Quant un matin, je me suis lancé. Grâce au trousseau de clefs.

Le nez en l'air, j'avais repéré ce fameux trousseau qui dépassait légèrement du plateau de la commode. J'aimais beaucoup les clefs, leur brillance, le cliquetis qu'elles faisaient quand on les frottait doucement entre les doigts.

Sans même réfléchir, j’avais avancé de plusieurs glissements de derrière, pour venir m’agripper à la poignée du plus bas tiroir.

Quand soudain, au contact de mes mains molles sur le bois solide, j'avais trouvé au milieu de ma joie, le désir. Ce désir d’activer la légèreté dans mon corps.
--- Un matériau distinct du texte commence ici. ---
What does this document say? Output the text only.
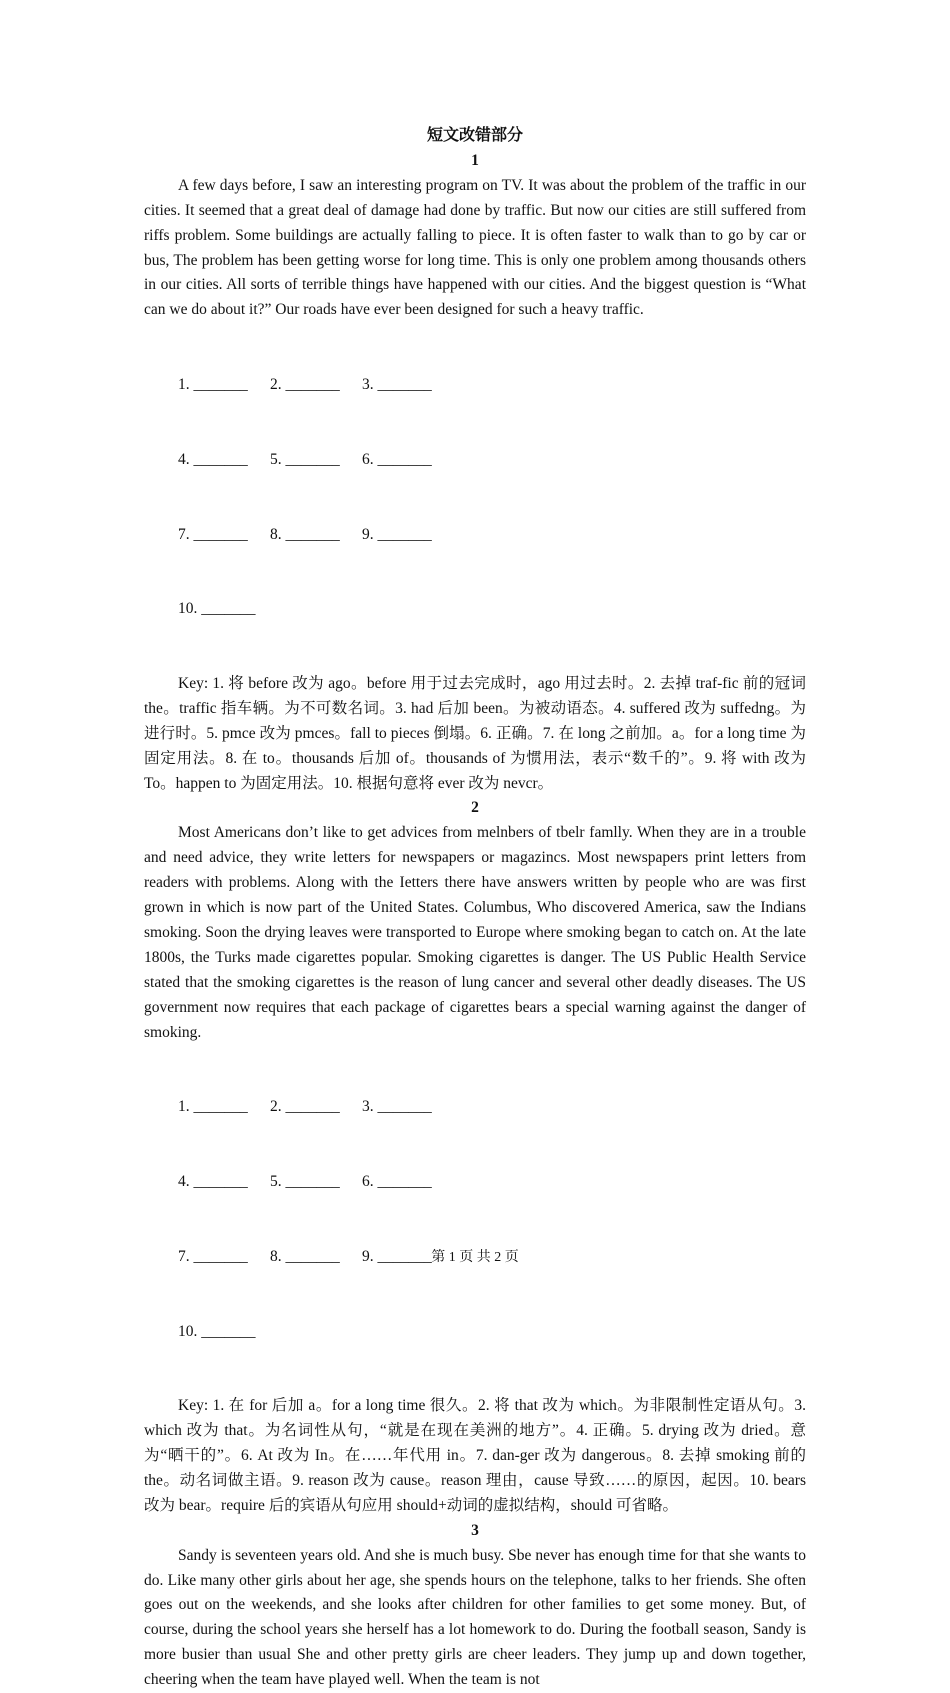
短文改错部分
1

A few days before, I saw an interesting program on TV. It was about the problem of the traffic in our cities. It seemed that a great deal of damage had done by traffic. But now our cities are still suffered from riffs problem. Some buildings are actually falling to piece. It is often faster to walk than to go by car or bus, The problem has been getting worse for long time. This is only one problem among thousands others in our cities. All sorts of terrible things have happened with our cities. And the biggest question is “What can we do about it?” Our roads have ever been designed for such a heavy traffic.

1. _______ 2. _______ 3. _______

4. _______ 5. _______ 6. _______

7. _______ 8. _______ 9. _______

10. _______

Key: 1. 将 before 改为 ago。before 用于过去完成时，ago 用过去时。2. 去掉 traf-fic 前的冠词 the。traffic 指车辆。为不可数名词。3. had 后加 been。为被动语态。4. suffered 改为 suffedng。为进行时。5. pmce 改为 pmces。fall to pieces 倒塌。6. 正确。7. 在 long 之前加。a。for a long time 为固定用法。8. 在 to。thousands 后加 of。thousands of 为惯用法，表示“数千的”。9. 将 with 改为 To。happen to 为固定用法。10. 根据句意将 ever 改为 nevcr。

2

Most Americans don’t like to get advices from melnbers of tbelr famlly. When they are in a trouble and need advice, they write letters for newspapers or magazincs. Most newspapers print letters from readers with problems. Along with the Ietters there have answers written by people who are was first grown in which is now part of the United States. Columbus, Who discovered America, saw the Indians smoking. Soon the drying leaves were transported to Europe where smoking began to catch on. At the late 1800s, the Turks made cigarettes popular. Smoking cigarettes is danger. The US Public Health Service stated that the smoking cigarettes is the reason of lung cancer and several other deadly diseases. The US government now requires that each package of cigarettes bears a special warning against the danger of smoking.

1. _______ 2. _______ 3. _______

4. _______ 5. _______ 6. _______

7. _______ 8. _______ 9. _______

10. _______

Key: 1. 在 for 后加 a。for a long time 很久。2. 将 that 改为 which。为非限制性定语从句。3. which 改为 that。为名词性从句，“就是在现在美洲的地方”。4. 正确。5. drying 改为 dried。意为“晒干的”。6. At 改为 In。在……年代用 in。7. dan-ger 改为 dangerous。8. 去掉 smoking 前的 the。动名词做主语。9. reason 改为 cause。reason 理由，cause 导致……的原因，起因。10. bears 改为 bear。require 后的宾语从句应用 should+动词的虚拟结构，should 可省略。

3

Sandy is seventeen years old. And she is much busy. Sbe never has enough time for that she wants to do. Like many other girls about her age, she spends hours on the telephone, talks to her friends. She often goes out on the weekends, and she looks after children for other families to get some money. But, of course, during the school years she herself has a lot homework to do. During the football season, Sandy is more busier than usual She and other pretty girls are cheer leaders. They jump up and down together, cheering when the team have played well. When the team is not

第 1 页 共 2 页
Serrant un peu plus fort cette poignée, de l’autre main j’avais repoussé naturellement le sol. Cet élan avait suffit à soulever ma cuisse droite, comme par enchantement. Réjoui par ce prestige, j’avais dans la foulée saisi la poignée du dessus. Ainsi, mon autre cuisse s’était soulevée à son tour. Bras et jarrets, tous mes membres se coordonnaient à merveille, sans presque aucun effort. Ayant compris qu’il se passait quelque chose d’important, mes pieds, donnant de la poussée, avaient alors aidé mes cuisses à se propulser plus avant. Une dernière impulsion, et mes jambes s’étaient dépliées d’un coup. Je n’en croyais pas mes yeux. Je jubilais. En un rien de temps, j’avais grandi de cinquante centimètres. Tel un ballon lâché vers les nuages... j'étais enfin debout !

Aussitôt ma cible atteinte, j’avais saisi l'objet de ma convoitise : le joli trousseau argenté.

J’étais resté là quelques instants, sans bouger, en admirant mes mains intelligentes qui tenaient les clefs splendides.

Et puis, mes fesses qui pointaient en arrière m'avaient averti qu’il allait encore se passer quelque chose. Mon bassin avait commencé à me picoter. Et ces picotements étaient remontés le long de mon buste, le long de mon cou, jusqu’à me démanger les yeux. Et pourquoi ne pas vadrouiller plus loin que portaient mes regards ? Qu’est-ce qui m’en empêchait ? Le manque d’appui, peut-être. La table en formica située au milieu de la pièce semblait plutôt proche, mais à cause de la mer de tomettes qui m’en séparait, elle me paraissait une île.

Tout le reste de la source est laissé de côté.